The ‘Rolex on the Wall’ That Kissinger, Reagan and Sinatra Loved, but You’ve Never Heard Of
For decades, it was the only way to visualize global time and daylight before the internet. Despite the company changing hands and moving from California to Oregon, then to Colorado Springs, Colorado, the Geochron has remained a niche product with a passionate fan base. Only a handful of skilled technicians can craft these complex timepieces, and its limited production has kept it an exclusive item rather than a mass-market success.
Today, Bolan’s passion for the Geochron still shines: He has expanded to digital offerings in the hope of ensuring this anachronistic timepiece stays relevant in a world driven by data and convenience. During the pandemic, Bolan took the show on the road, riding his BMW RT motorcycle around the lower 48 to visit a Geochron owner in every state. That trek let him put faces to purchase orders, giving Bolan better insight into clock’s small but fervent fanbase.
Though the timing didn’t align, one of the potential visits was with the owner of Long Island Watch, Marc Frankel, whose Geochron will look familiar to anyone who views his YouTube videos. Frankel, who trained as an aerospace engineer, is quick to point out not just that he has a Geochron but also the intricacies of a device that accurately captures the sun’s analemma, its figure-eight path in the sky.

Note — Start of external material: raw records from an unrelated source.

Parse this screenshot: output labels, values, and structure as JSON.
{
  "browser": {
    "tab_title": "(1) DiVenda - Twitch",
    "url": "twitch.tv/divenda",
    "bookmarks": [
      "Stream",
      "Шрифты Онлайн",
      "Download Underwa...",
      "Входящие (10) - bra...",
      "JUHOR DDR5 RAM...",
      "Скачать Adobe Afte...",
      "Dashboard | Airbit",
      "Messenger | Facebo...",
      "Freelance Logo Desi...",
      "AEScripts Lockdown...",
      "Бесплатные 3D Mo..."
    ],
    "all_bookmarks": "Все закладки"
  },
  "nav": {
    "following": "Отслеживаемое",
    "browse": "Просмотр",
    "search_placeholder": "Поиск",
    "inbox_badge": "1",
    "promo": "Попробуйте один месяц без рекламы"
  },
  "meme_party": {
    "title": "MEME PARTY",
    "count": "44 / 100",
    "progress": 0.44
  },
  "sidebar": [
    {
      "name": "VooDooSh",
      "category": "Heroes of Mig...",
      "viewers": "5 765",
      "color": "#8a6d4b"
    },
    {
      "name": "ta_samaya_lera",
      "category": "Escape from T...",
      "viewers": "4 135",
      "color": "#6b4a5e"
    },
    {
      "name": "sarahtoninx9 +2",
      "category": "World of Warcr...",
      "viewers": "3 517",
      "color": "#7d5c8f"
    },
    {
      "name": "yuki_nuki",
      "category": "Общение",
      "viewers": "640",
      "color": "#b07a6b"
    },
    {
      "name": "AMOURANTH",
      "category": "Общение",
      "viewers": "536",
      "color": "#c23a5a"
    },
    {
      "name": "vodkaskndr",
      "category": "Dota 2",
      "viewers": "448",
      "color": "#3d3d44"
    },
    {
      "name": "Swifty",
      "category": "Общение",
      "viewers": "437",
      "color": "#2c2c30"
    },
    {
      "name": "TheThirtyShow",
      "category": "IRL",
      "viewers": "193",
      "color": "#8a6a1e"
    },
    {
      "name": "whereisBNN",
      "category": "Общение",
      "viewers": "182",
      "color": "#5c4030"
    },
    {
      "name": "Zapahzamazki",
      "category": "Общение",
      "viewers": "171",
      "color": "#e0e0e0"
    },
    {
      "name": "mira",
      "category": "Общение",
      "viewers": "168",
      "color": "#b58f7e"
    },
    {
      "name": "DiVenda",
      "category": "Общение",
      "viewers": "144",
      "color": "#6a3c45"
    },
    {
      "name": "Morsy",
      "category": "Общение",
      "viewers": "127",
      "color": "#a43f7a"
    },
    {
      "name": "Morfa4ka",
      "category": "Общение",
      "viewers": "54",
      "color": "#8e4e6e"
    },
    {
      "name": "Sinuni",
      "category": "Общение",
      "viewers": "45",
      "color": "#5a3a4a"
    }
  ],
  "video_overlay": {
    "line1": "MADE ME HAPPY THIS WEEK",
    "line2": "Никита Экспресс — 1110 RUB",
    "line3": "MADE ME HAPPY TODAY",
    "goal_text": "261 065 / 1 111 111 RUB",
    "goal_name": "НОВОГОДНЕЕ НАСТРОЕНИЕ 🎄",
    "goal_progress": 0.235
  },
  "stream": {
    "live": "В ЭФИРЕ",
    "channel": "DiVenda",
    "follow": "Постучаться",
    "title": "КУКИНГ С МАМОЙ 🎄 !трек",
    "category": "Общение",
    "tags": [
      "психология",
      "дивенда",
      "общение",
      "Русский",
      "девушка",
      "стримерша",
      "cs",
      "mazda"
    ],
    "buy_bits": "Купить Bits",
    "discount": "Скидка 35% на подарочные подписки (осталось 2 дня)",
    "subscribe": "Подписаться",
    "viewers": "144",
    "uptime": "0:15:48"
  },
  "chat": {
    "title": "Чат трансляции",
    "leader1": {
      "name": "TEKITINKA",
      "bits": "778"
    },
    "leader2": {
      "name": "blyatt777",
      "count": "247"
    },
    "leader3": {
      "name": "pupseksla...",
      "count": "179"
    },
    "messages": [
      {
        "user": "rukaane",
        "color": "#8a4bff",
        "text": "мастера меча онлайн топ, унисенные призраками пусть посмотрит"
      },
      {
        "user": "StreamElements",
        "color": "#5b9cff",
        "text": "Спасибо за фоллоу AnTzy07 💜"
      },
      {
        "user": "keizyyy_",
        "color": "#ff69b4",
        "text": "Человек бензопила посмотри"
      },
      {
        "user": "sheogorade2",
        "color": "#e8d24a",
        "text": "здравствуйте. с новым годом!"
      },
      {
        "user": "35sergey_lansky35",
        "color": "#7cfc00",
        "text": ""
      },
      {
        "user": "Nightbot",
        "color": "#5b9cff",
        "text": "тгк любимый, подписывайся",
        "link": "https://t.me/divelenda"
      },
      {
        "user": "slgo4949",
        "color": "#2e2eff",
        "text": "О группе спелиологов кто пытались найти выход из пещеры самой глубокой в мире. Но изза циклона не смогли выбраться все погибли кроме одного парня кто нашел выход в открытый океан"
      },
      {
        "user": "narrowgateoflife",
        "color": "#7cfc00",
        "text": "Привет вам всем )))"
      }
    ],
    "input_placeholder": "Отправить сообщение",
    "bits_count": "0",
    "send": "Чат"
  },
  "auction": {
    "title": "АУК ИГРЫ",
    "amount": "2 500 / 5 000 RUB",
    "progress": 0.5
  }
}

Frankel first encountered the clock in a Sharper Image catalog, which was very much in line with the clientele Geochron had targeted for decades. “Then I saw it in Hunt for Red October, and I was like, ‘Oh my God!’—and I know Reagan had one as well,” Frankel says. “I love the map of the sunlight curve and how, over time, through the orbit of the planet, the sun hits it. It just changes, and that’s amazing to me. I looked into getting something that could mimic it, but a screensaver for 99 cents wasn’t mechanical enough for me. So, I ponied up the few grand, and it’s been with me ever since.”
Frankel draws parallels between the Geochron and an automatic watch: While a 99-cent screensaver, or an Apple Watch, can show you all the same information and so much more, the mechanical nature of a Geochron and a self-winding watch tickles some nerdy fiber. To Frankel, that mechanical nervous system keeps the Geochron relevant.